"A reavaliação do Sistema de Segurança Interna é uma necessidade"

Nelson Lourenço, catedrático da Universidade Nova, presidente do Grupo de Reflexão Estratégica de Segurança (GRES), defende mudanças na organização do Sistema de Segurança Interna

Este ano o atual Sistema de Segurança Interna (SSI ) completa 10 anos. Que aspetos positivos destaca?

Saliento quatro aspetos positivos importantes: foi adotada uma abordagem sistémica da Segurança Interna, onde as partes não podem ser dissociadas do todo; foi criado o cargo do Secretário-geral do SSI, como órgão de coordenação das Forças e Serviços de Segurança (FSS); foram clarificadas competências, criadas novas capacidades e autonomizadas outras, com um impacto positivo na racionalização de recursos e adequação às exigências de segurança, tendo em vista melhorar a eficácia e eficiência das FSS; criaram-se condições para uma melhor interoperabilidade entre as FSS, através e mecanismos de cooperação importantes, como a Plataforma para o Intercâmbio de Informação Criminal (PIIC), o Ponto Único de Contacto para a Cooperação Policial Internacional e a melhoria da operacionalização da Unidade de Coordenação Antiterrorismo (UCAT), entre outros.

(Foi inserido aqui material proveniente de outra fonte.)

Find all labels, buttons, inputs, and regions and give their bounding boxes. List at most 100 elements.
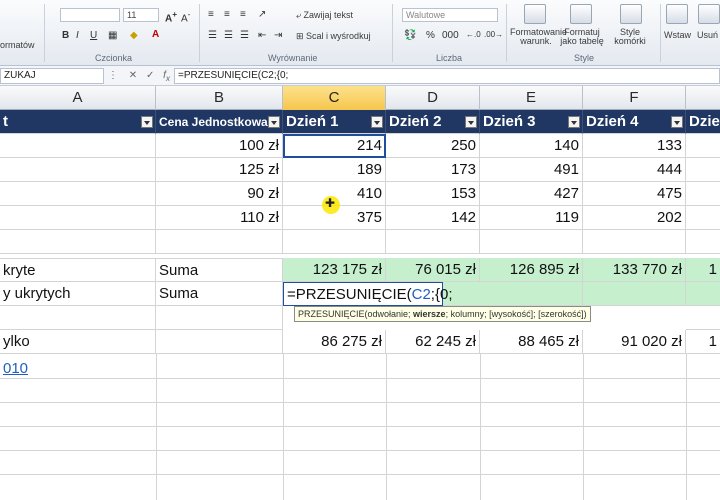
insert-cells-label[interactable]: Wstaw	[664, 30, 691, 40]
percent-icon[interactable]: %	[426, 30, 435, 41]
column-header-c[interactable]: C	[283, 86, 386, 110]
filter-dropdown-icon[interactable]	[671, 116, 683, 128]
cancel-icon[interactable]: ✕	[129, 70, 137, 81]
filter-dropdown-icon[interactable]	[141, 116, 153, 128]
sum-visible-d[interactable]: 76 015 zł	[386, 258, 480, 282]
table-cell[interactable]: 133	[583, 134, 686, 158]
bold-icon[interactable]: B	[62, 30, 69, 41]
formula-input[interactable]: =PRZESUNIĘCIE(C2;{0;	[174, 68, 720, 84]
align-right-icon[interactable]: ☰	[240, 30, 249, 41]
font-size-combo[interactable]: 11	[123, 8, 159, 22]
column-header-g[interactable]	[686, 86, 720, 110]
indent-icon[interactable]: ⇤	[258, 30, 266, 41]
decrease-decimal-icon[interactable]: .00→	[484, 30, 503, 39]
formula-edit-cell[interactable]: =PRZESUNIĘCIE(C2;{0;	[283, 282, 452, 306]
filter-dropdown-icon[interactable]	[371, 116, 383, 128]
number-format-combo[interactable]: Walutowe	[402, 8, 498, 22]
table-cell[interactable]: 475	[583, 182, 686, 206]
underline-icon[interactable]: U	[90, 30, 97, 41]
sum-visible-e[interactable]: 126 895 zł	[480, 258, 583, 282]
table-cell[interactable]: 189	[283, 158, 386, 182]
table-cell[interactable]: 153	[386, 182, 480, 206]
filter-dropdown-icon[interactable]	[568, 116, 580, 128]
total-c[interactable]: 86 275 zł	[283, 330, 386, 354]
column-header-d[interactable]: D	[386, 86, 480, 110]
conditional-format-icon[interactable]	[524, 4, 546, 24]
table-cell[interactable]: 444	[583, 158, 686, 182]
table-cell[interactable]	[0, 306, 156, 330]
align-left-icon[interactable]: ☰	[208, 30, 217, 41]
column-header-f[interactable]: F	[583, 86, 686, 110]
accounting-icon[interactable]: 💱	[404, 30, 416, 41]
total-g[interactable]: 1	[686, 330, 720, 354]
sum-visible-c[interactable]: 123 175 zł	[283, 258, 386, 282]
align-top-icon[interactable]: ≡	[208, 9, 214, 20]
table-cell[interactable]: 142	[386, 206, 480, 230]
table-cell[interactable]	[686, 230, 720, 254]
header-cell-a[interactable]: t	[0, 110, 156, 134]
table-cell[interactable]	[686, 206, 720, 230]
column-header-a[interactable]: A	[0, 86, 156, 110]
table-cell[interactable]	[283, 230, 386, 254]
borders-icon[interactable]: ▦	[108, 30, 117, 41]
table-cell[interactable]	[686, 182, 720, 206]
table-cell[interactable]: 202	[583, 206, 686, 230]
fill-color-icon[interactable]: ◆	[130, 30, 138, 41]
orientation-icon[interactable]: ↗	[258, 9, 266, 20]
table-cell[interactable]: 100 zł	[156, 134, 283, 158]
total-e[interactable]: 88 465 zł	[480, 330, 583, 354]
delete-cells-icon[interactable]	[698, 4, 720, 24]
delete-cells-label[interactable]: Usuń	[697, 30, 718, 40]
table-cell[interactable]	[686, 282, 720, 306]
table-cell[interactable]	[583, 282, 686, 306]
table-cell[interactable]: 119	[480, 206, 583, 230]
table-cell[interactable]: 491	[480, 158, 583, 182]
sum-hidden-function[interactable]: Suma	[156, 282, 283, 306]
table-cell[interactable]	[156, 306, 283, 330]
filter-dropdown-icon[interactable]	[465, 116, 477, 128]
table-cell[interactable]	[0, 230, 156, 254]
sum-visible-f[interactable]: 133 770 zł	[583, 258, 686, 282]
table-cell[interactable]: 110 zł	[156, 206, 283, 230]
align-bottom-icon[interactable]: ≡	[240, 9, 246, 20]
table-cell[interactable]	[0, 134, 156, 158]
table-cell[interactable]: 214	[283, 134, 386, 158]
table-cell[interactable]: 250	[386, 134, 480, 158]
table-cell[interactable]	[583, 230, 686, 254]
wrap-text-button[interactable]: ⤶ Zawijaj tekst	[296, 10, 353, 21]
table-cell[interactable]: 125 zł	[156, 158, 283, 182]
table-cell[interactable]	[443, 282, 583, 306]
header-cell-b[interactable]: Cena Jednostkowa	[156, 110, 283, 134]
table-cell[interactable]	[156, 230, 283, 254]
insert-cells-icon[interactable]	[666, 4, 688, 24]
table-cell[interactable]	[480, 230, 583, 254]
table-cell[interactable]	[686, 306, 720, 330]
font-name-combo[interactable]	[60, 8, 120, 22]
align-middle-icon[interactable]: ≡	[224, 9, 230, 20]
sum-visible-function[interactable]: Suma	[156, 258, 283, 282]
table-cell[interactable]	[0, 158, 156, 182]
table-cell[interactable]: 90 zł	[156, 182, 283, 206]
header-cell-f[interactable]: Dzień 4	[583, 110, 686, 134]
format-as-table-label[interactable]: Formatuj jako tabelę	[556, 28, 608, 46]
shrink-font-icon[interactable]: A-	[181, 9, 190, 24]
filter-dropdown-icon[interactable]	[268, 116, 280, 128]
cell-styles-icon[interactable]	[620, 4, 642, 24]
comma-style-icon[interactable]: 000	[442, 30, 459, 41]
enter-icon[interactable]: ✓	[146, 70, 154, 81]
name-box[interactable]: ZUKAJ	[0, 68, 104, 84]
table-cell[interactable]	[0, 206, 156, 230]
header-cell-e[interactable]: Dzień 3	[480, 110, 583, 134]
table-cell[interactable]: 173	[386, 158, 480, 182]
column-header-e[interactable]: E	[480, 86, 583, 110]
sum-visible-g[interactable]: 1	[686, 258, 720, 282]
increase-decimal-icon[interactable]: ←.0	[466, 30, 481, 39]
total-label[interactable]: ylko	[0, 330, 156, 354]
sum-visible-label[interactable]: kryte	[0, 258, 156, 282]
hyperlink[interactable]: 010	[3, 360, 28, 377]
align-center-icon[interactable]: ☰	[224, 30, 233, 41]
total-d[interactable]: 62 245 zł	[386, 330, 480, 354]
table-cell[interactable]: 140	[480, 134, 583, 158]
format-painter-label[interactable]: ormatów	[0, 40, 35, 50]
header-cell-g[interactable]: Dzie	[686, 110, 720, 134]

Há críticas à real falta de autoridade do chamado "superpolícia"...

Há que ter presente que a reforma de 2008 foi decorrente de uma vontade política de melhoria do sistema e não resultante de uma qualquer situação de exceção que a tenha motivado. Foi, por isso, necessário ultrapassar naturais resistências de ordem corporativa, ou cimentadas nas fortes culturas organizacionais das FSS, para operacionalizar o modelo então proposto. O nível de ambição foi aqui mais ousado. Não obstante as alterações produzidas terem sido importantes não abrangeram os paradigmas em que assenta o nosso SSI, nomeadamente em domínios que perpetuam uma eficácia que continua discutível. Refiro-me a questões como a das dependências de várias tutelas políticas, das competências reservadas, da sacralização do princípio da responsabilidade territorial, da duplicação de competências, que no seu conjunto produzem rivalidades e constituem fatores de entropia para o SSI.

O que deve ser alterado e melhorado?

O ambiente de segurança nestes 10 anos tem vindo a sofrer mudanças, ressaltando para o primeiro plano as questões da ameaça terrorista e do tráfico de migrantes, a que acresce o crescimento exponencial das questões da cibersegurança, abrindo novos capítulos para os quais os instrumentos existentes parecem já não dar uma resposta adequada. Consequentemente, há que ter presente que a transformação do SSI deverá ser um processo contínuo, devendo manter-se um permanente exercício de reequacionar e reavaliar a sua adequação ao atual ambiente de segurança, cuja natureza é global e em que a incerteza e as mudanças são muito rápidas e intensas. Já em 2015 o GRESI propôs a tutela política única das FSS, o conferir autoridade efetiva ao Secretário Geral da Segurança Interna e a revisão dos processos que reconhecidamente criam entropias no SSI, acompanhado da eliminação de duplicações e redundância de competências entre as FSS.

Mas Portugal, com o atual Sistema, é o terceiro país mais seguro do planeta (segundo os últimos dados do Índice de Paz Global)...Não é um risco mudar uma coisa que aparentemente funciona?

Portugal já era um país seguro aquando das alterações em análise e não parece ser boa prática fazer alterações ao sistema apenas na sequência de fatores disruptivos, ou pela pressão dos acontecimentos.
Note-se que as tensões a que o sistema tem sido submetido se têm circunscrito a emergências de natureza ambiental, onde a questão dos fogos florestais é exemplo paradigmático. Aliás, o subsistema de proteção civil está presentemente em processo de transformação e mesmo de alteração de paradigmas, na sequência dos trágicos eventos ocorridos na região centro durante o ano transato. Considero, assim, que não parece sensato condicionar as reformas do SSI à ocorrência de eventos traumáticos, pelo contrário, impõe-se, neste mundo de incertezas, uma visão prospectiva que prepare o Sistema para o futuro imediato. Com o ritmo de mudança que se tem verificado no ambiente de segurança, a reavaliação do SSI, não apenas nos domínios da eficácia, mas sobretudo nos da eficiência é hoje, mais do que uma recomendação, uma necessidade. Aliás, tal como o GRES propôs fundamentadamente em 2015.